Un système de régulation zéro-injection pour une gestion intelligente de l’énergie
L’un des enjeux techniques centraux résidait dans la maîtrise des flux d’énergie produits par la centrale photovoltaïque. Pour prévenir toute injection de courant sur le réseau public de distribution — une contrainte fréquente dans les projets d’autoconsommation industrielle — une boucle de régulation dite « zéro-injection » a été déployée. Ce dispositif ajuste en temps réel la production de la centrale à la consommation effective du site, évitant tout surplus renvoyé vers le réseau Enedis.
Un système de découplage à distance complète ce dispositif. Il s’active sur demande d’Enedis ou automatiquement en cas de démarrage des groupes électrogènes de la station, garantissant la compatibilité de l’installation avec les exigences du gestionnaire de réseau et la sécurité opérationnelle du site. La centrale a par ailleurs été intégrée au système de supervision industrielle existant de la station, permettant une exploitation centralisée et une remontée d’informations en temps réel vers les opérateurs.
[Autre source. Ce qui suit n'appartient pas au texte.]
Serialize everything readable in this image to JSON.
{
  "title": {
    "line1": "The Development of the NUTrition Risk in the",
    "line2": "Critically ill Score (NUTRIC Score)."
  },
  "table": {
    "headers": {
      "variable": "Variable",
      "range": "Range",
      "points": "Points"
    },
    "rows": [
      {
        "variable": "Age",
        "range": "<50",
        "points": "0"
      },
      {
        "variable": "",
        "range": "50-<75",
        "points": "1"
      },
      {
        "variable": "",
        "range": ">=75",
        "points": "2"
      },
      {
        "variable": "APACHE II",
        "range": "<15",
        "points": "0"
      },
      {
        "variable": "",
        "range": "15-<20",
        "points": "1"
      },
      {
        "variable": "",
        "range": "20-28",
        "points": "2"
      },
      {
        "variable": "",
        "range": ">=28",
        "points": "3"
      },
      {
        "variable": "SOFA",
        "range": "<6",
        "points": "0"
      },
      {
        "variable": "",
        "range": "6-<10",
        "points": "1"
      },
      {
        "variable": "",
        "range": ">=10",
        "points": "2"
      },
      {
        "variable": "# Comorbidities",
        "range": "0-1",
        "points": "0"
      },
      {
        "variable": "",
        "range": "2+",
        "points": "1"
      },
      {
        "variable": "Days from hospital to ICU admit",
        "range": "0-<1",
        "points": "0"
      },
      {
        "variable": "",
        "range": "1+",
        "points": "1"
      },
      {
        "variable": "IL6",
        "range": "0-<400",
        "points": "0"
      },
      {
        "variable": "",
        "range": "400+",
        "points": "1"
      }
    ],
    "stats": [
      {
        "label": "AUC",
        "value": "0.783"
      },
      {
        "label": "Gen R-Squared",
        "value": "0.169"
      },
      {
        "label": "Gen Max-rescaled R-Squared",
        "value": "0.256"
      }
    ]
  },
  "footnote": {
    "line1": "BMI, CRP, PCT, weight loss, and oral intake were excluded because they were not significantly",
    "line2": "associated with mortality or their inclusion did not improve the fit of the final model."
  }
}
Cette architecture technique de gestion intelligente de l’énergie constitue un modèle reproductible pour d’autres infrastructures publiques de traitement des eaux, nombreuses sur le territoire français, dont la consommation énergétique représente un poste de coût significatif pour les collectivités.
La centrale photovoltaïque de Clermont-Ferrand, modèle pour la transition énergétique industrielle
Au-delà de ses caractéristiques techniques, ce projet revêt une portée symbolique et stratégique. Les stations d’épuration constituent des infrastructures critiques pour les collectivités, soumises à une obligation de continuité de service et à des contraintes réglementaires strictes. Leur transformation en sites partiellement autosuffisants sur le plan énergétique représente un levier concret de souveraineté énergétique locale, dans le prolongement des objectifs fixés par la loi relative à l’accélération de la production d’énergies renouvelables.
La France compte plusieurs milliers de stations d’épuration sur l’ensemble du territoire. Si le modèle déployé à Clermont-Ferrand venait à être généralisé — même partiellement —, le potentiel de réduction des factures énergétiques des collectivités et de diminution de la pression sur le réseau électrique serait considérable. Pour Clermont Auvergne Métropole, ce projet s’inscrit dans une stratégie plus large de performance environnementale et de maîtrise des dépenses de fonctionnement des services publics.
La centrale photovoltaïque de la station d’épuration de Clermont-Ferrand s’impose ainsi comme un exemple concret de ce que peut produire la convergence entre volonté politique locale, ingénierie industrielle et transition énergétique : une infrastructure publique qui, sans renoncer à ses missions premières, devient actrice de sa propre autonomie énergétique.